Nekita Pitts knows the value of persistence. It took her four tries to get through her Fluid Mechanics course, but in the end she mastered the course material to the point of qualifying as a supplemental instruction leader for the following two semesters! She most values her third-place recognition in the LSU Discover Day Visual Display category in 2023 as the culmination of her skills as an undergraduate researcher in several LSU labs. Her most surprising use of her communication skills was in convincing her apartment’s leasing office to compromise on their intended rent increase. She took this experience to heart in her advice to future Distinguished Communicators, saying “Most of the time, there is a way to talk things through with another person and come to an agreement or compromise.” Nekita also enjoys wood carving and embroidery, and has created a set of custom pillowcases by embroidering the edges ripped by her washing machine. She is looking forward to one day landing her dream job in the aerospace industry. 

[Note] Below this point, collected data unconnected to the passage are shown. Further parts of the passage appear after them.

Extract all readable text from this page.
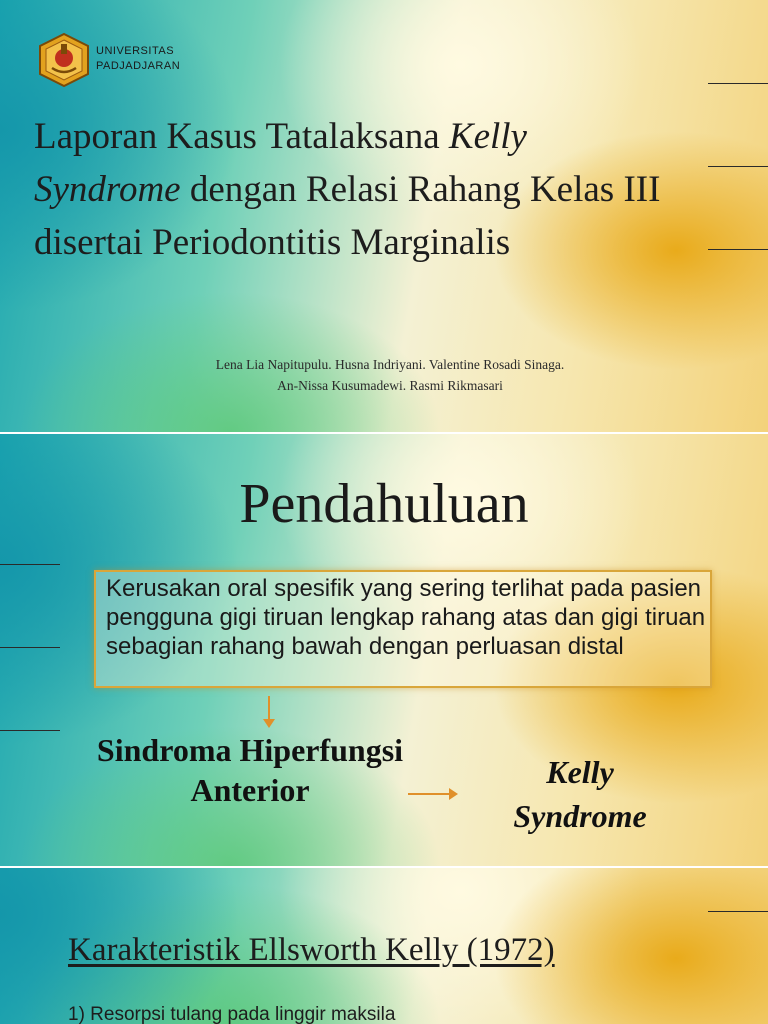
UNIVERSITAS
PADJADJARAN
Laporan Kasus Tatalaksana Kelly Syndrome dengan Relasi Rahang Kelas III disertai Periodontitis Marginalis
Lena Lia Napitupulu. Husna Indriyani. Valentine Rosadi Sinaga.
An-Nissa Kusumadewi. Rasmi Rikmasari
Pendahuluan
Kerusakan oral spesifik yang sering terlihat pada pasien pengguna gigi tiruan lengkap rahang atas dan gigi tiruan sebagian rahang bawah dengan perluasan distal
Sindroma Hiperfungsi Anterior	Kelly Syndrome
Karakteristik Ellsworth Kelly (1972)
1) Resorpsi tulang pada linggir maksila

Manship School of Mass Communication

Juliette LeRayJuliette LeRay, Mass Communication (Public Relations)*
Minor: Business Administration
Hometown: Hammond, La.
Advisor: Sadie Wilks

Juliette LeRay’s self-described hidden talent is “super speed,” something that has been particularly handy when juggling her extensive list of extracurriculars with classes, internships, and a personal life. “I value managing my time effectively and efficiently,” she says. And she’s done just that. From achieving her goal of becoming an LSU Tiger like her parents to finding ways to enact her service mindset, Juliette is committed to forging her own meaningful path and setting an example for others. Her philanthropic involvement with her sorority has been a highlight, volunteering to help guide visually impaired peers to and from their classes and building relationships along the way. She has honed her leadership skills through numerous organizations including LSU Ambassadors, Student Government, and the Public Relations Student Society of America (to name only a few) and was elected Homecoming Queen earlier this semester. After graduation, Juliette will continue her internship with ExxonMobil before starting the LSU Flores MBA program in the Fall.

College of Science

Gabrielle BoutteGabrielle Boutte, Biological Sciences
Advisor: Tyrslai Williams-Carter
Hometown: Lafayette, La.

Gabrielle Boutte’s dedication to medicine is personal. Because she so often found herself one of the few Black students in her science courses, Gabrielle turned that isolation into motivation to continue her studies in the hopes of becoming an advocate for minorities in spaces where they are not typically represented. After losing a friend to a fentanyl-laced drug, she joined Dr. David Spivak’s research lab, working on a test to detect fentanyl that she hopes will one day be available to first responders and the general public. She turns roadblocks into opportunities, like setting up Zoom meetings to make sure she completed her communication-intensive coursework during the Covid shutdown. Gabrielle currently works as an intern with the East Baton Rouge Coroner’s Office, which has sparked her interest in a future career as a surgeon. She is currently in the process of applying to medical schools.

*Honors students are designated with an asterisk.